But you're not confined to that room - you're free to wander the entire convention scene, regardless of which room you use as your "base", and other people are free to do the same. You can join discussions at any table in any room for as long as you like, and people who dumped their stuff into other rooms are free to visit yours.

The tables are communities ("subreddits"), the rooms are instances, and the building is the Federation. It doesn't matter much which "room"/instance you want to take as your base, since you'll have access to the same content in the entire building anyway.

The room / instance mostly doesn't matter for the site content, but might matter when something doesn't work as intended - if lemmy.world is down for maintenance for example, people are temporarily unable to access that instance, but can still browse the rest of the Federation. For the convention example, it's like someone dropped a bottle in the room and everyone has to stay outside for a while until the janitor has mopped it all up. You can still visit all tables in other rooms in the meantime, since a temporarily inaccessible room is no reason to shut down the entire convention.

Plus, if you're unhappy with your room for any reason, noone is stopping you from taking your backpack to a different room and find a new chair to leave it on.

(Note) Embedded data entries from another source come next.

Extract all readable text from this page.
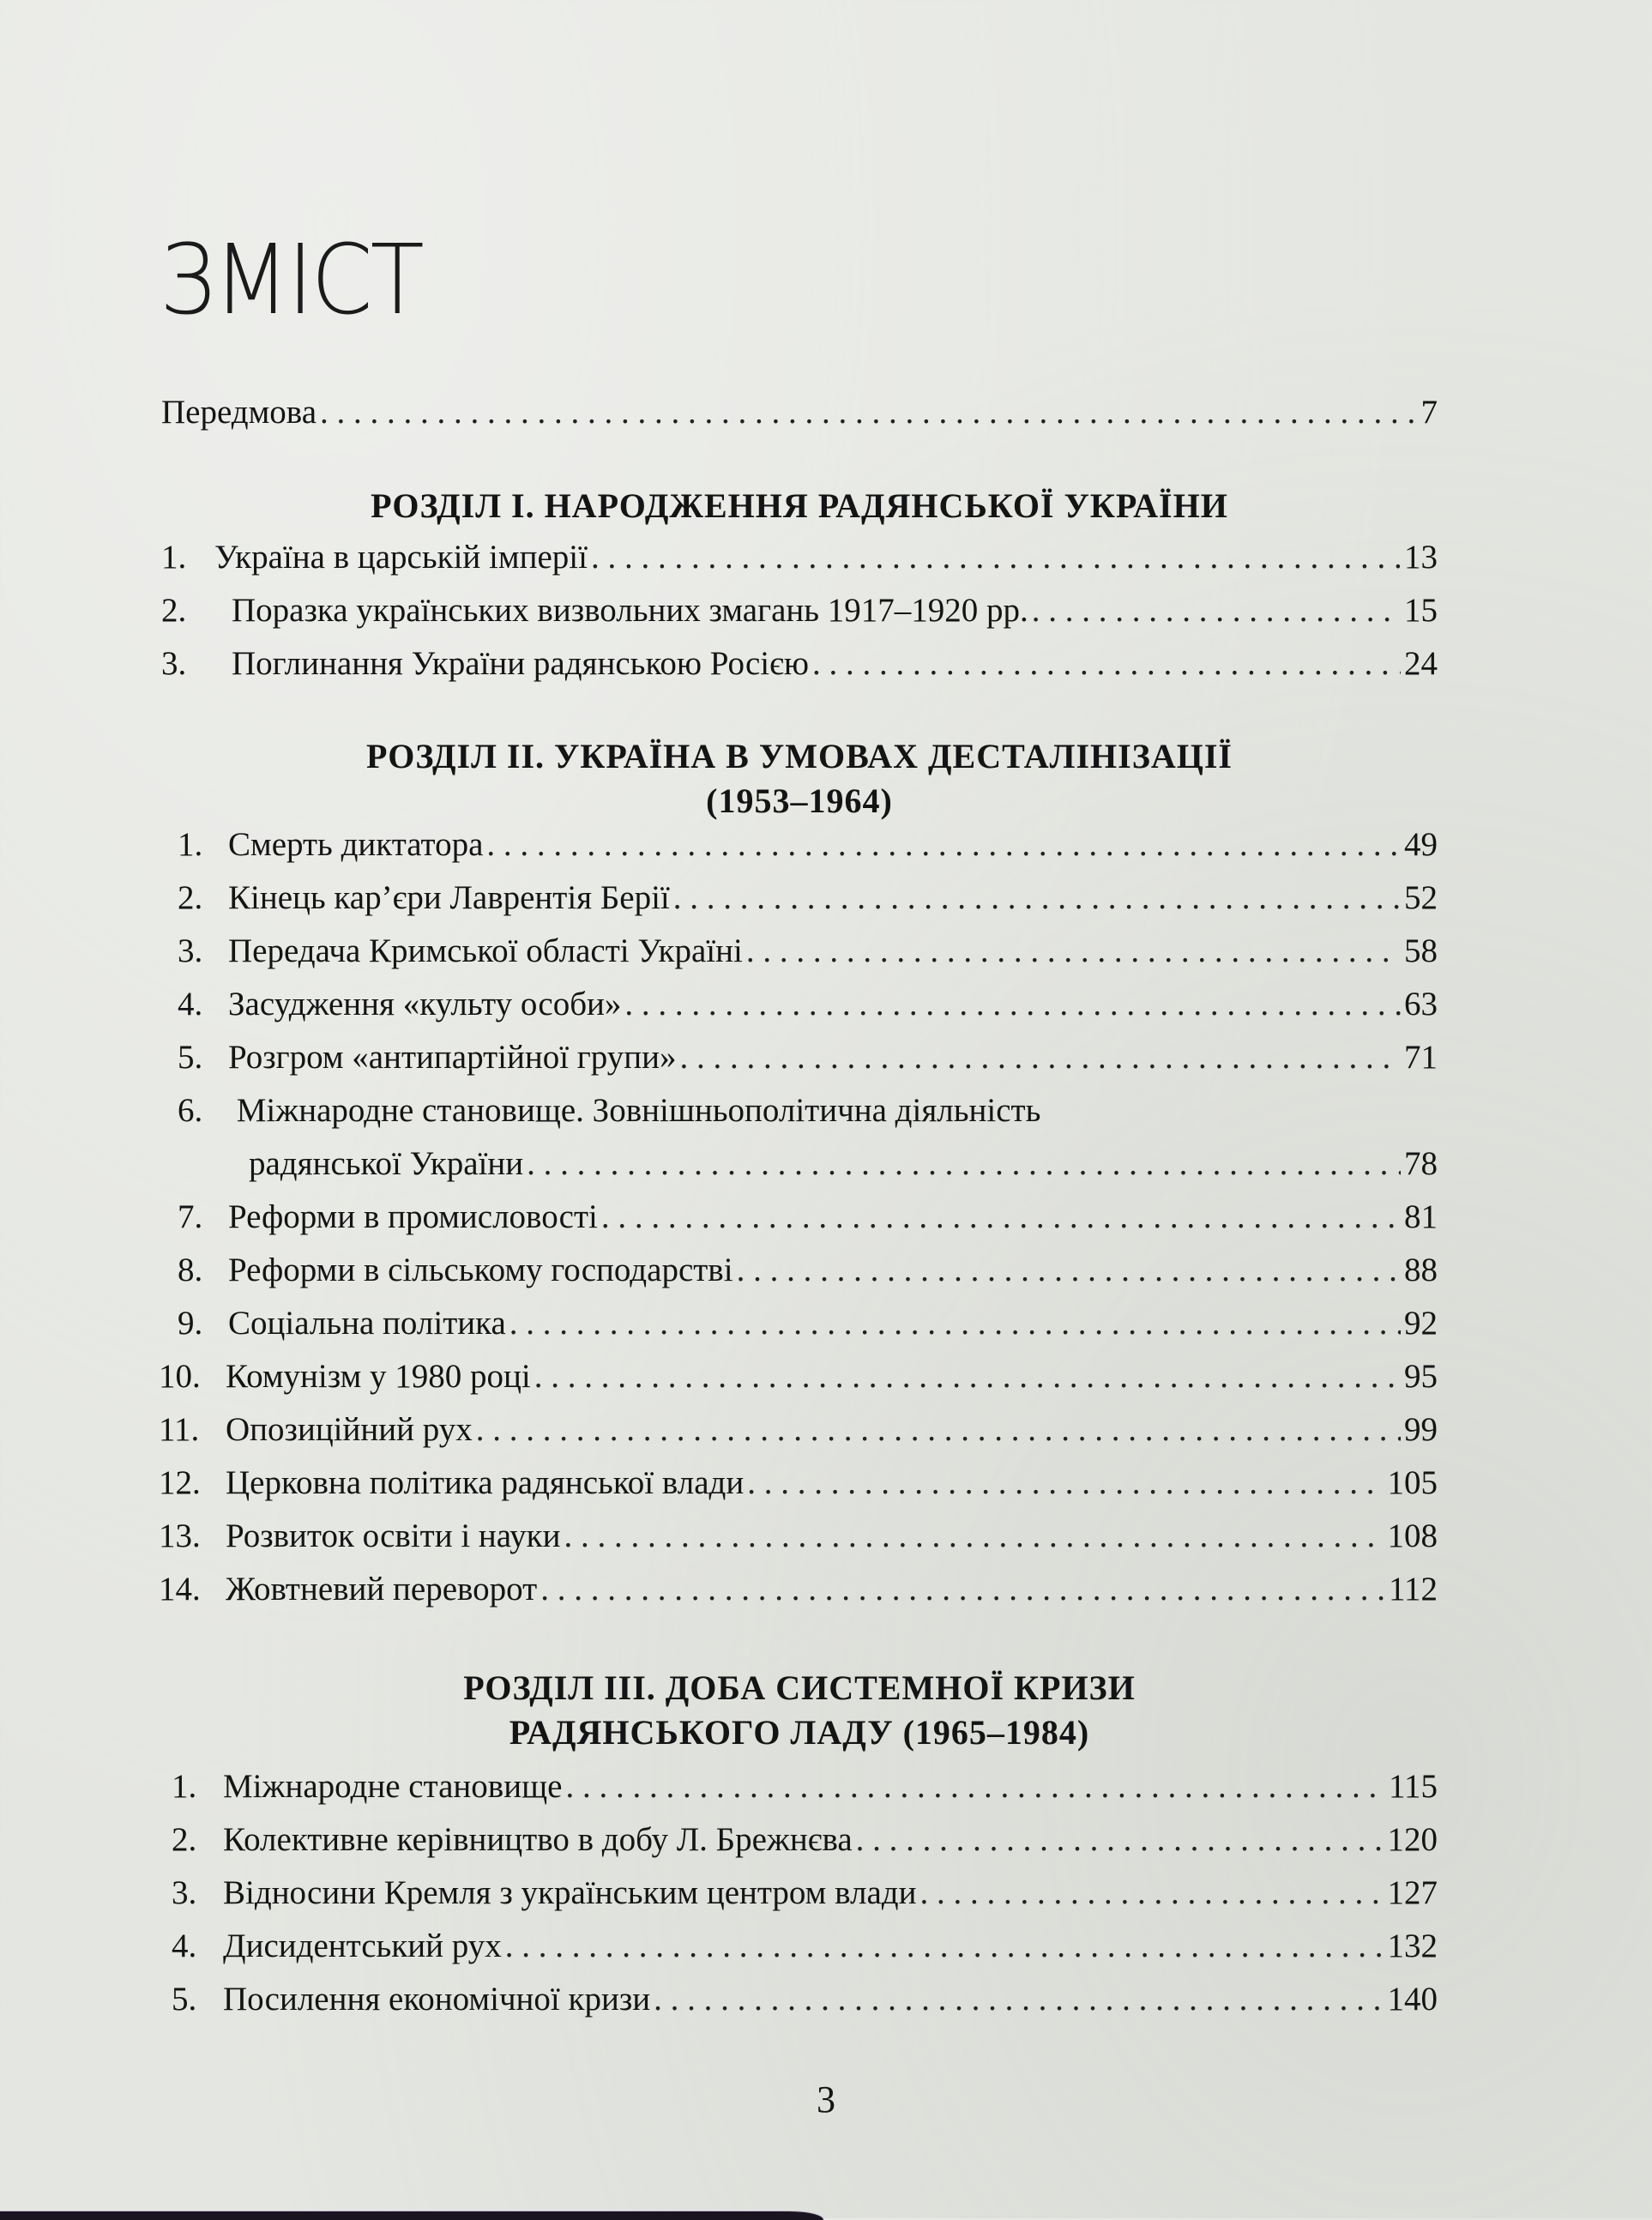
ЗМІСТ
Передмова . . .	7
РОЗДІЛ І. НАРОДЖЕННЯ РАДЯНСЬКОЇ УКРАЇНИ
1. Україна в царській імперії . . .	13
2.	Поразка українських визвольних змагань 1917–1920 рр. . . .	15
3.	Поглинання України радянською Росією . . .	24
РОЗДІЛ ІІ. УКРАЇНА В УМОВАХ ДЕСТАЛІНІЗАЦІЇ
(1953–1964)
1. Смерть диктатора . . .	49
2. Кінець кар’єри Лаврентія Берії . . .	52
3. Передача Кримської області Україні . . .	58
4. Засудження «культу особи» . . .	63
5. Розгром «антипартійної групи» . . .	71
6. Міжнародне становище. Зовнішньополітична діяльність
радянської України . . .	78
7. Реформи в промисловості . . .	81
8. Реформи в сільському господарстві . . .	88
9. Соціальна політика . . .	92
10. Комунізм у 1980 році . . .	95
11. Опозиційний рух . . .	99
12. Церковна політика радянської влади . . .	105
13. Розвиток освіти і науки . . .	108
14. Жовтневий переворот . . .	112
РОЗДІЛ ІІІ. ДОБА СИСТЕМНОЇ КРИЗИ
РАДЯНСЬКОГО ЛАДУ (1965–1984)
1. Міжнародне становище . . .	115
2. Колективне керівництво в добу Л. Брежнєва . . .	120
3. Відносини Кремля з українським центром влади . . .	127
4. Дисидентський рух . . .	132
5. Посилення економічної кризи . . .	140
3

There is no limit on how often you can create new accounts on different instances if you like their site layout better (content is still the same tho) or something similar.

To compare it all to reddit: Reddit is a convention held inside a gym. Still a building full of tables, but they're technically all in the same room, so if something goes wrong inside that room, EVERYONE has to stay outside of the building, no matter where your seat is.

...at least that's how I understand it ;) I've been here for 2 months now, also ex-redditor. And yes, I've been super confused about it all for the first two weeks or so as well, but it gets better on its own the more you interact with the site. Support is super helpful and friendly, too.